Pantau - NATO memastikan pasokan senjata dari Amerika Serikat (AS) ke Ukraina tetap berlanjut meski konflik di Timur Tengah masih berlangsung dan memicu ketidakpastian global.

Sekretaris Jenderal NATO Mark Rutte menyampaikan bahwa aliran bantuan militer tetap berjalan dan menjadi prioritas bersama negara-negara aliansi.

“Kabar baiknya adalah aliran pasokan terus berlanjut. Kita harus memastikan seluruh stok persenjataan kita terisi kembali, karena ini bukan hanya masalah Amerika Serikat, tetapi juga masalah Eropa," ujarnya dalam konferensi pers di Berlin, Rabu (15/04).

Target Pendanaan dan Tantangan Aliansi

Rutte menegaskan NATO perlu meningkatkan produksi industri pertahanan sekaligus memastikan Ukraina tetap mendapatkan dukungan untuk bertahan dalam pertempuran.

“Kita perlu meningkatkan produksi industri pertahanan. Pada saat yang sama, kita harus memastikan Ukraina memiliki apa yang dibutuhkan untuk tetap bertahan dalam pertempuran,” katanya menambahkan.

Ia juga optimistis negara-negara NATO di Eropa dapat memenuhi target pembelian senjata dari AS senilai 15 miliar dolar AS hingga akhir 2026.

“Saya optimistis bahwa kita akan mampu mendanai aliran pasokan dari Amerika Serikat,” ujar Rutte.
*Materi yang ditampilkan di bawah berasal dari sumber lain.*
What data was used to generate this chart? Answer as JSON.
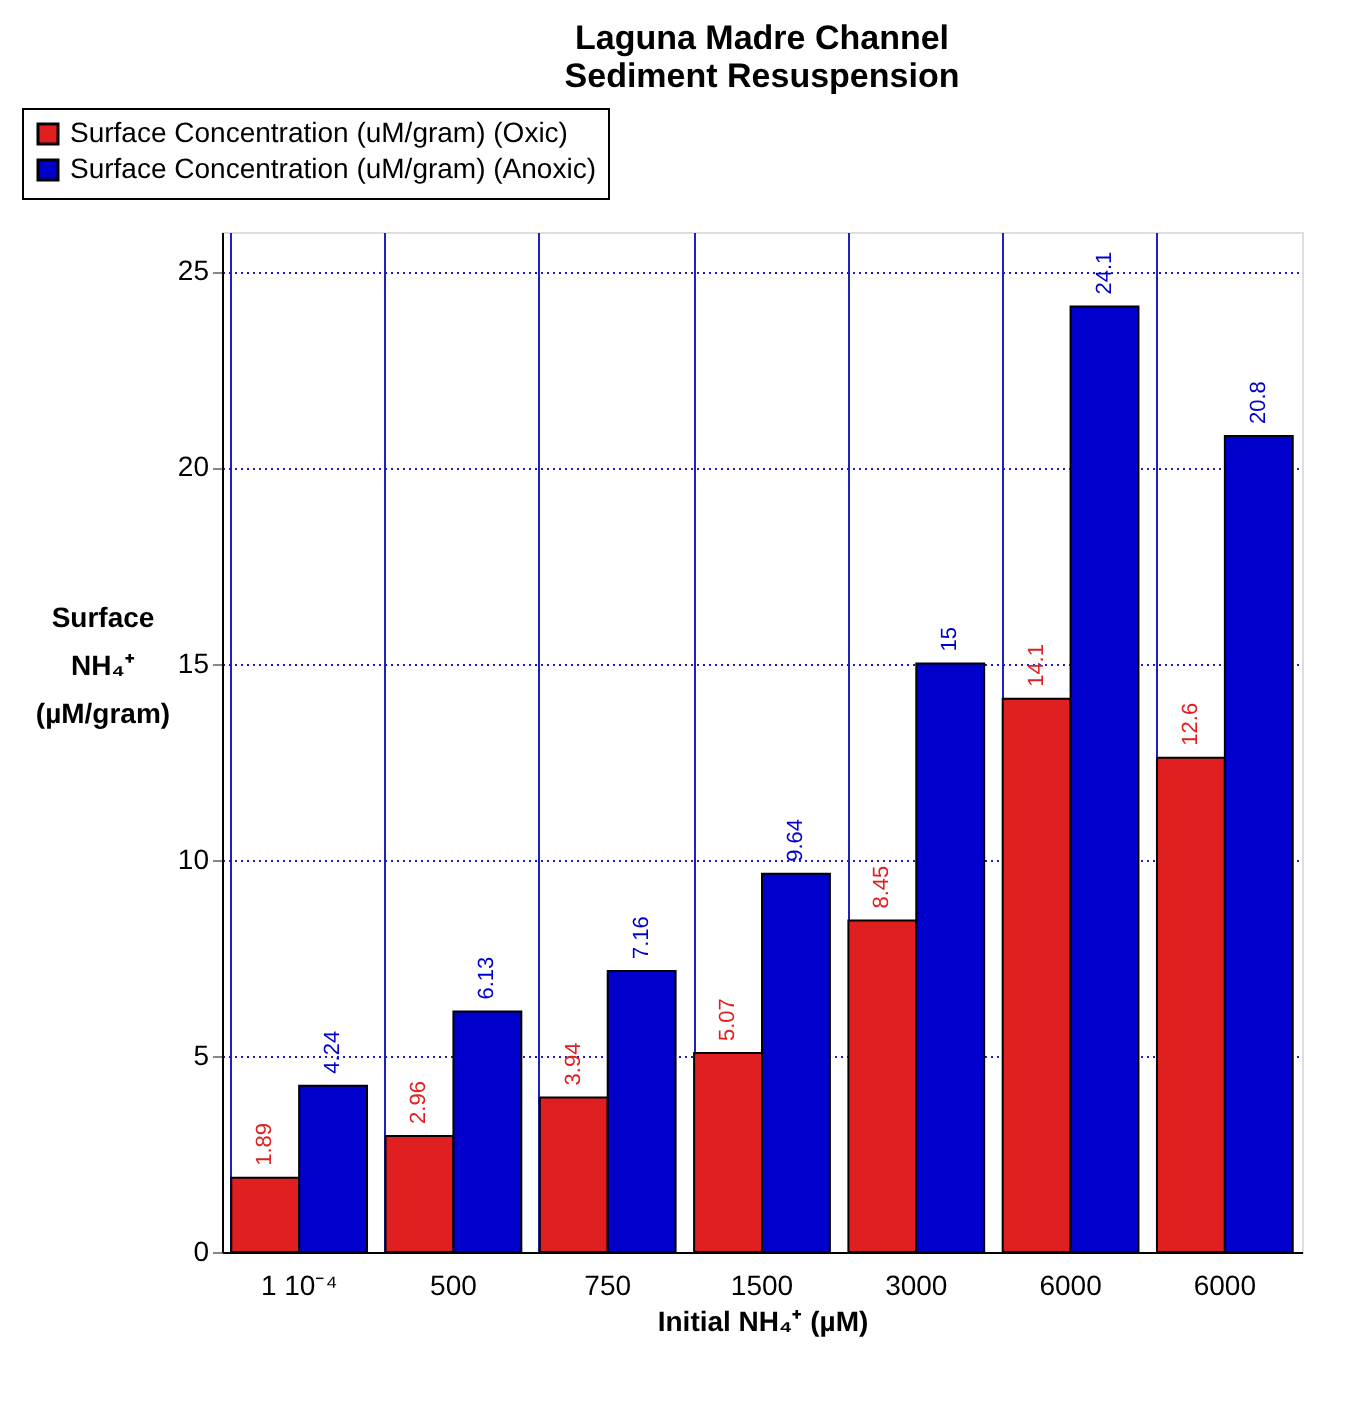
{
  "chart_data": {
    "type": "bar",
    "title": "Laguna Madre Channel\nSediment Resuspension",
    "categories": [
      "1 10⁻⁴",
      "500",
      "750",
      "1500",
      "3000",
      "6000",
      "6000"
    ],
    "series": [
      {
        "name": "Surface Concentration (uM/gram) (Oxic)",
        "color": "#e02020",
        "values": [
          1.89,
          2.96,
          3.94,
          5.07,
          8.45,
          14.1,
          12.6
        ]
      },
      {
        "name": "Surface Concentration (uM/gram) (Anoxic)",
        "color": "#0000cc",
        "values": [
          4.24,
          6.13,
          7.16,
          9.64,
          15,
          24.1,
          20.8
        ]
      }
    ],
    "xlabel": "Initial NH₄⁺ (µM)",
    "ylabel": "Surface NH₄⁺ (µM/gram)",
    "ylim": [
      0,
      26
    ],
    "yticks": [
      0,
      5,
      10,
      15,
      20,
      25
    ],
    "grid": true,
    "legend": "top left",
    "data_labels": true
  }
}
Mekanisme Bantuan dan Kebutuhan Ukraina

Sebelumnya, NATO dan AS meluncurkan mekanisme Prioritized Ukraine Requirements List (PURL) untuk mempercepat pengiriman senjata melalui kontribusi sukarela negara anggota.

Namun, program tersebut menghadapi kendala karena sebagian besar pendanaan masih ditopang oleh sejumlah kecil negara.

Duta Besar Ukraina untuk NATO Alena Getmanchuk menyebutkan kondisi ini menyulitkan penggalangan dukungan tambahan.

Ukraina diperkirakan membutuhkan sekitar 15 miliar dolar AS untuk pembelian senjata dari AS pada tahun ini, dengan total kebutuhan bantuan luar negeri mencapai 52 miliar dolar AS.